Yukarıdaki açıklama ışığında stajyer kavramını meslek ya da teknik lisesi öğrencileri ve staj zorunluluğu bulunan yüksek okul ya da üniversite öğrencileri için kullanabiliriz. Yani İş Kanunu açısından öğrenim gördükleri eğitim kurumları dolayısıyla eğitim aldıkları alanda çalışmak durumunda olan öğrencileri işçi olarak değil “işçi benzeri” olarak görmek daha doğru olacaktır.

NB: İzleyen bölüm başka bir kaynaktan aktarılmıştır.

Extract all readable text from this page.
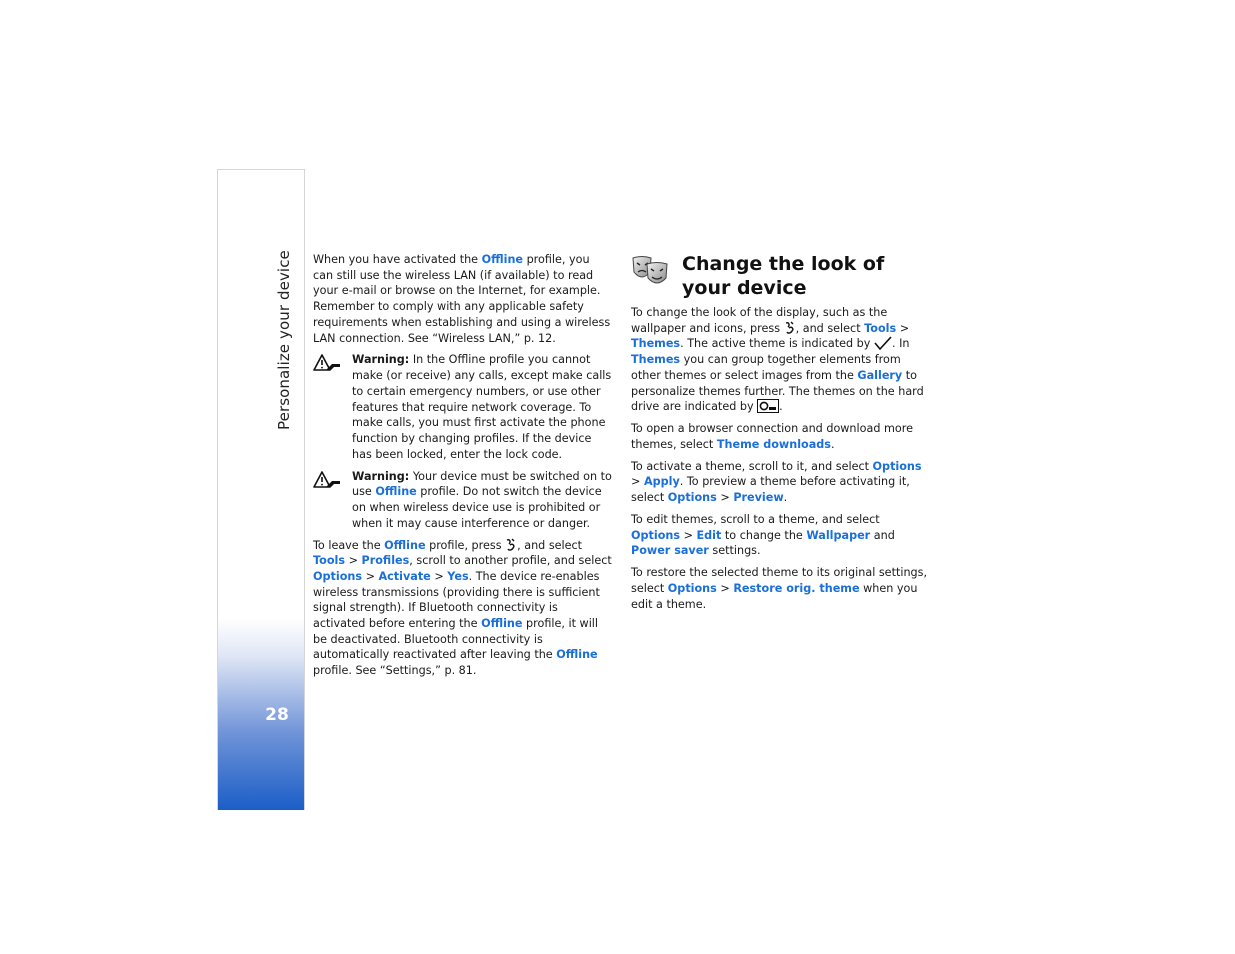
Personalize your device
28

When you have activated the Offline profile, you can still use the wireless LAN (if available) to read your e-mail or browse on the Internet, for example. Remember to comply with any applicable safety requirements when establishing and using a wireless LAN connection. See “Wireless LAN,” p. 12.

Warning: In the Offline profile you cannot make (or receive) any calls, except make calls to certain emergency numbers, or use other features that require network coverage. To make calls, you must first activate the phone function by changing profiles. If the device has been locked, enter the lock code.
Warning: Your device must be switched on to use Offline profile. Do not switch the device on when wireless device use is prohibited or when it may cause interference or danger.

To leave the Offline profile, press , and select Tools > Profiles, scroll to another profile, and select Options > Activate > Yes. The device re-enables wireless transmissions (providing there is sufficient signal strength). If Bluetooth connectivity is activated before entering the Offline profile, it will be deactivated. Bluetooth connectivity is automatically reactivated after leaving the Offline profile. See “Settings,” p. 81.

Change the look of your device

To change the look of the display, such as the wallpaper and icons, press , and select Tools > Themes. The active theme is indicated by . In Themes you can group together elements from other themes or select images from the Gallery to personalize themes further. The themes on the hard drive are indicated by .

To open a browser connection and download more themes, select Theme downloads.

To activate a theme, scroll to it, and select Options > Apply. To preview a theme before activating it, select Options > Preview.

To edit themes, scroll to a theme, and select Options > Edit to change the Wallpaper and Power saver settings.

To restore the selected theme to its original settings, select Options > Restore orig. theme when you edit a theme.
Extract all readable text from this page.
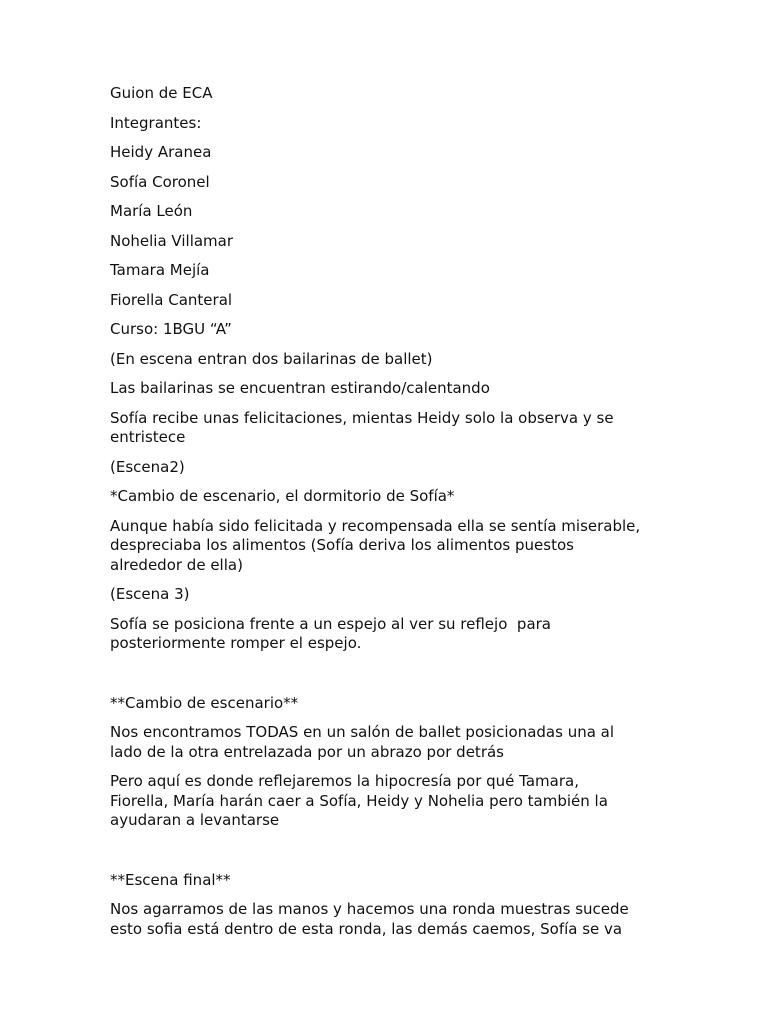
Guion de ECA

Integrantes:

Heidy Aranea

Sofía Coronel

María León

Nohelia Villamar

Tamara Mejía

Fiorella Canteral

Curso: 1BGU “A”

(En escena entran dos bailarinas de ballet)

Las bailarinas se encuentran estirando/calentando

Sofía recibe unas felicitaciones, mientas Heidy solo la observa y se
entristece

(Escena2)

*Cambio de escenario, el dormitorio de Sofía*

Aunque había sido felicitada y recompensada ella se sentía miserable,
despreciaba los alimentos (Sofía deriva los alimentos puestos
alrededor de ella)

(Escena 3)

Sofía se posiciona frente a un espejo al ver su reflejo  para
posteriormente romper el espejo.

**Cambio de escenario**

Nos encontramos TODAS en un salón de ballet posicionadas una al
lado de la otra entrelazada por un abrazo por detrás

Pero aquí es donde reflejaremos la hipocresía por qué Tamara,
Fiorella, María harán caer a Sofía, Heidy y Nohelia pero también la
ayudaran a levantarse

**Escena final**

Nos agarramos de las manos y hacemos una ronda muestras sucede
esto sofia está dentro de esta ronda, las demás caemos, Sofía se va
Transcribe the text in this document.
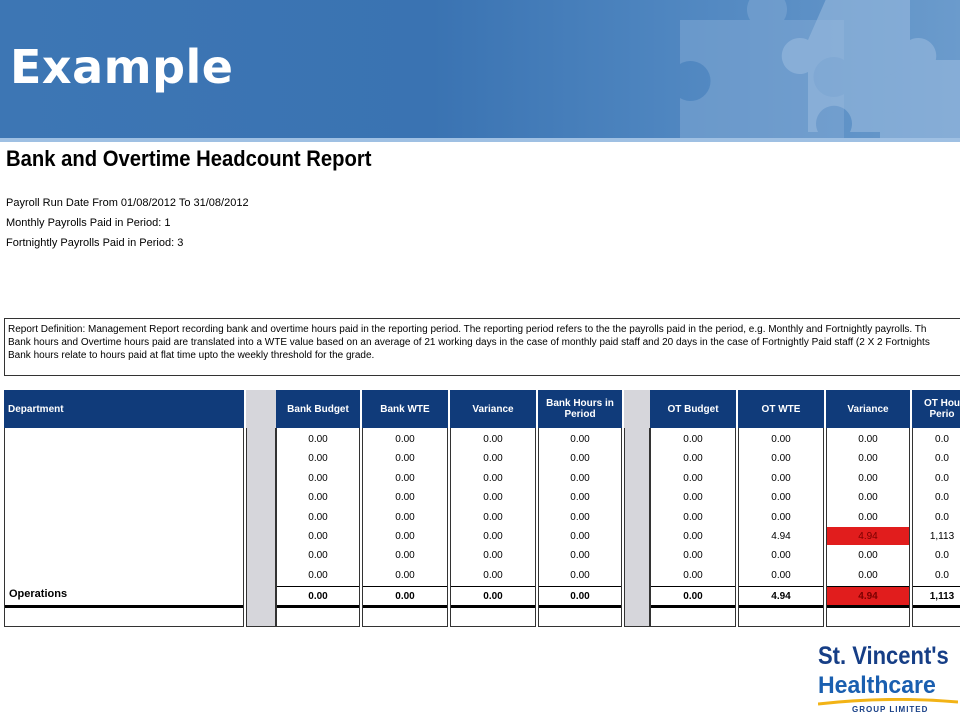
Example
Bank and Overtime Headcount Report
Payroll Run Date From 01/08/2012 To 31/08/2012
Monthly Payrolls Paid in Period: 1
Fortnightly Payrolls Paid in Period: 3
Report Definition: Management Report recording bank and overtime hours paid in the reporting period. The reporting period refers to the the payrolls paid in the period, e.g. Monthly and Fortnightly payrolls. Th
Bank hours and Overtime hours paid are translated into a WTE value based on an average of 21 working days in the case of monthly paid staff and 20 days in the case of Fortnightly Paid staff (2 X 2 Fortnights
Bank hours relate to hours paid at flat time upto the weekly threshold for the grade.
Department
Operations
Bank Budget
0.00
0.00
0.00
0.00
0.00
0.00
0.00
0.00
0.00
Bank WTE
0.00
0.00
0.00
0.00
0.00
0.00
0.00
0.00
0.00
Variance
0.00
0.00
0.00
0.00
0.00
0.00
0.00
0.00
0.00
Bank Hours in Period
0.00
0.00
0.00
0.00
0.00
0.00
0.00
0.00
0.00
OT Budget
0.00
0.00
0.00
0.00
0.00
0.00
0.00
0.00
0.00
OT WTE
0.00
0.00
0.00
0.00
0.00
4.94
0.00
0.00
4.94
Variance
0.00
0.00
0.00
0.00
0.00
4.94
0.00
0.00
4.94
OT Hou Perio
0.0
0.0
0.0
0.0
0.0
1,113
0.0
0.0
1,113
St. Vincent's
Healthcare
GROUP LIMITED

Öte yandan İş Kanunu açısından işçi sayılıp sayılmama konusunda meslek ve teknik lise öğrencileri ile zorunlu stajı olan yüksek okul ya da üniversite öğrencileri ortak olarak “stajyer” kavramı ile tanımlanmış olsalar bile bu öğrenci grubu 506 sayılı Sosyal Sigortalar Kanunu ile 3308 sayılı Mesleki Eğitim Kanunu açısından farklılıklar göstermektedir.

Bilindiği üzere, her iki çalışan öğrenci kesimi de Sosyal Sigortalar Kanunu açısından sigortalı olarak sayılmasalar bile, meslek ve teknik lise öğrencileri 3308 sayılı Kanun’un 25. maddesine göre “Aday çırak, çırak ve işletmelerde meslek eğitimi gören öğrencilere sözleşmenin akdedilmesi ile 506 sayılı Sosyal Sigortalar Kanunu’nun iş kazaları ve meslek hastalıkları ile hastalık sigortaları hükümleri uygulanır.” ifadesiyle SSK açısından kısmi olarak da olsa sosyal güvenlik şemsiyesi altına girmektedir.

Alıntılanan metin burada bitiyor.